Final Destination
Not really hilarious but just funny at how absolutely stupid it was. Started promisingly enough with kids dodging death and then escaping other close calls that seemed plausible enough. Then got really really stupid with things like random multiple snapping power lines and tree branches chasing them around the yard. I can only imagine what the sequels must be like.
Not to be confused with the family-friendly movie of the same name. My friend’s and I loved this movie in high school. It has a young Shannon Elizabeth in her first movie role (she is raped by a possessed snowman). I think a lot of the humor may be intentional, but regardless, it is a wonderfully bad horror movie.
Darkness Falls. The horrible, scary monster is… the Tooth Fairy.
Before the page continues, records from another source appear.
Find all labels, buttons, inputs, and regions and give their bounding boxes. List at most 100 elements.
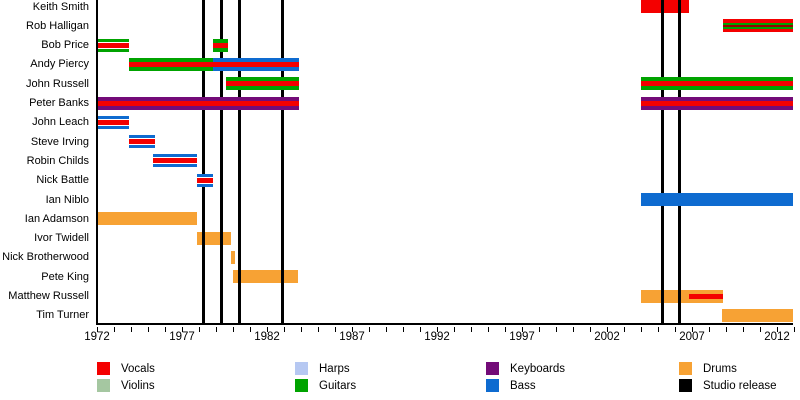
axis-tick [352,327,353,332]
legend-label: Bass [510,380,536,392]
member-label: Peter Banks [29,97,89,109]
secondary-instrument-stripe [97,100,300,106]
legend-label: Harps [319,363,350,375]
timeline-bar [129,57,213,71]
member-label: Rob Halligan [26,19,89,32]
legend-swatch-harps [295,362,308,375]
axis-tick [403,327,404,332]
legend-swatch-bass [486,379,499,392]
axis-tick [709,327,710,332]
member-label: Nick Battle [36,174,89,187]
axis-tick [420,327,421,332]
axis-year-label: 1997 [509,331,535,343]
member-label: Robin Childs [26,154,89,167]
legend-label: Drums [703,363,737,375]
axis-tick [369,327,370,332]
member-label: Tim Turner [36,309,89,322]
axis-year-label: 1992 [424,331,450,343]
legend-label: Violins [121,380,155,392]
axis-year-label: 1982 [254,331,280,343]
timeline-bar [97,212,198,226]
axis-tick [726,327,727,332]
axis-tick [165,327,166,332]
timeline-bar [722,19,794,33]
member-label: Ian Niblo [45,193,89,206]
studio-release-line [201,0,205,325]
timeline-bar [233,270,298,284]
axis-year-label: 2007 [679,331,705,343]
timeline-bar [97,96,300,110]
secondary-instrument-stripe [688,293,723,299]
studio-release-line [220,0,224,325]
stripe-center-line [722,24,794,27]
axis-tick [539,327,540,332]
axis-tick [216,327,217,332]
axis-tick [573,327,574,332]
axis-tick [182,327,183,332]
legend-swatch-violins [97,379,110,392]
axis-year-label: 1972 [84,331,110,343]
member-label: Andy Piercy [30,58,89,71]
secondary-instrument-stripe [97,119,130,125]
secondary-instrument-stripe [213,42,228,48]
axis-tick [386,327,387,332]
member-label: Ivor Twidell [34,232,89,245]
axis-tick [148,327,149,332]
timeline-bar [226,77,300,91]
axis-tick [199,327,200,332]
axis-tick [641,327,642,332]
axis-tick [97,327,98,332]
axis-tick [743,327,744,332]
timeline-bar [197,173,213,187]
secondary-instrument-stripe [129,139,155,145]
axis-year-label: 1977 [169,331,195,343]
secondary-instrument-stripe [226,81,300,87]
member-label: Pete King [41,270,89,283]
legend-swatch-guitars [295,379,308,392]
timeline-bar [97,38,130,52]
legend-swatch-drums [679,362,692,375]
axis-tick [556,327,557,332]
axis-tick [505,327,506,332]
timeline-bar [641,289,723,303]
axis-tick [658,327,659,332]
secondary-instrument-stripe [197,177,213,183]
axis-tick [471,327,472,332]
legend-swatch-keyboards [486,362,499,375]
member-label: John Russell [26,77,89,90]
timeline-bar [721,308,794,322]
timeline-bar [213,38,228,52]
timeline-bar [641,96,794,110]
axis-tick [114,327,115,332]
axis-tick [233,327,234,332]
axis-tick [777,327,778,332]
secondary-instrument-stripe [129,61,213,67]
timeline-bar [97,115,130,129]
axis-tick [318,327,319,332]
timeline-bar [231,250,235,264]
member-label: John Leach [32,116,89,129]
axis-year-label: 2012 [764,331,790,343]
axis-tick [267,327,268,332]
axis-tick [692,327,693,332]
axis-tick [131,327,132,332]
axis-tick [284,327,285,332]
member-label: Ian Adamson [24,212,89,225]
legend-label: Keyboards [510,363,565,375]
axis-tick [522,327,523,332]
axis-tick [454,327,455,332]
secondary-instrument-stripe [722,22,794,29]
legend-label: Guitars [319,380,357,392]
member-label: Keith Smith [32,0,89,13]
axis-tick [437,327,438,332]
axis-tick [760,327,761,332]
member-label: Matthew Russell [8,290,89,302]
axis-tick [335,327,336,332]
studio-release-line [238,0,242,325]
axis-tick [301,327,302,332]
axis-tick [607,327,608,332]
studio-release-line [280,0,284,325]
timeline-bar [641,193,794,206]
timeline-bar [641,0,689,13]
And they never make clear exactly what the set-up is. On the one hand, they talk about Death making use of the natural probability of fatal accidents to take out the cheaters, but then the very first death involves a leaking toilet whose water acts like a sentient creature rather than an unwilled seeker of the path of least resistance. It surges forward as if it’s simply spreading onto lower ground as the kid is using the hairdryer (or electric razor or whatever that was) and you think he’s going to die of electrocution. Then it retreats back to the toilet before then surging forward again, in a different direction than before to make him slip into the extended dripdry cord.
Stupid and ambiguous.
Does anyone know what movie this is? It could have been Leprechaun, Troll or maybe House?-- A couple move into an apartment in an old Victorian looking house. Each apartment has it’s own weirdness going on. I remember plants taking over one apartment and something really funky going on in the laundry room. The final payoff is Bull from Night Court is a disgruntled Vietnam vet zombie/ghost.
My husband and I watched it a long, long, long time ago and couldn’t figure out if we were meant to laugh so hard or not.
Bull shows up as a zombified Vietnam Vet in House:
I don’t recall all the other stuff you mention being in that, though.
This explains much, judging by your user name.
Let me guess, you identified with the little girl who just wanted to pet the bunnies and… omg killer giant bunnies with bloody teeth! :eek:
Now that I’m thinking about it, I could be mixing up 2 or 3 movies in my head. I distinctly remember the plants taking over an apartment and strangness in the laundry room. But the strangness may have been due to a troll or something like that.
Now I’m gonna have to put House in my queue.
I always wondered why death can’t just make rocks/trees/telephone poles fall from the sky and crush them. Or just give all the characters heart attacks.
Because it sure doesn’t have any problem causing many little things to go wrong and thus killing people through the most improbable series of rube goldberg mechanisms ever.
Not to mention all the collataroal damage and extra people who get killed just to snuff out these half dozen dimwits.
What it all comes down to, really, is that death is really bad at effectivly doing his job, and having failed once in the opening sequence, isn’t content to just left them live another 60 years or so, but goes on a kill crazy rampage in the most bizarre way.
This part sounds like Troll 2. I definitely remember the laundry room and I think remember snippets about the apartment.
I’d actually never saw it this way before, but you have a good point. You’d think that death, who’s apparently been around for at least a couple of billion years, would take the long view (“they’re all coming to me at some point anyway”).
I distinctly remember the plants & laundry room oddness from Troll.
I remember the House movies. In one of them, doesn’t the owner of the house find some sort of ancient civilization in the walls? My memory is foggy.
Oddly, I just watched the first House the other day. Nothing about plants taking over a room. Mostly, the incredibly badly done monsters and so on pop out of the closet in one bedroom.
And when I say bad, I mean Meet the Feebles bad.
Likely - cute and fuzzy nose twitching bunnies SHOULD NOT try (or succeed:eek:)to rip your throat out. I had nightmares for months.
So far HRH Bellamy of teh bunnykins whats this | Is this where you wipe your paws? | Vicki Whateley | Flickr has only threatened my imminent death (usually due to the lateness of his dinner)
Attack of the Killer Tomatoes.
Having owned a German Shepherd, this movie taught me new uses for rubber bands.
Doesn’t fit - this movie is a deliberate comedy.
I nominate The Item. There’s a C.C. Deville wannabe in a silver jumpsuit and a penis-shaped puppet with mind-control abilities, but the highlight has to be the long, drawn-out gun battle/kung-fu fight with the hovering ninja drag queens.
Hovering. Ninja. Drag queens.
There’s some hawt penis-puppet sex later on but I stopped watching after the drag queens.
The Mangler? But I guess it knows it’s a comedy…
For my money The Thing With Two Heads tops the Unintentionally Hilarious league.
Problem is they leave the black guy’s head on too and the resultant squabbling between the two heads for the rest of the movie is priceless.
Poor Ray Milland, such a great actor, heaven only knows what he must have thought about being reduced to such a role in the twilight of his career.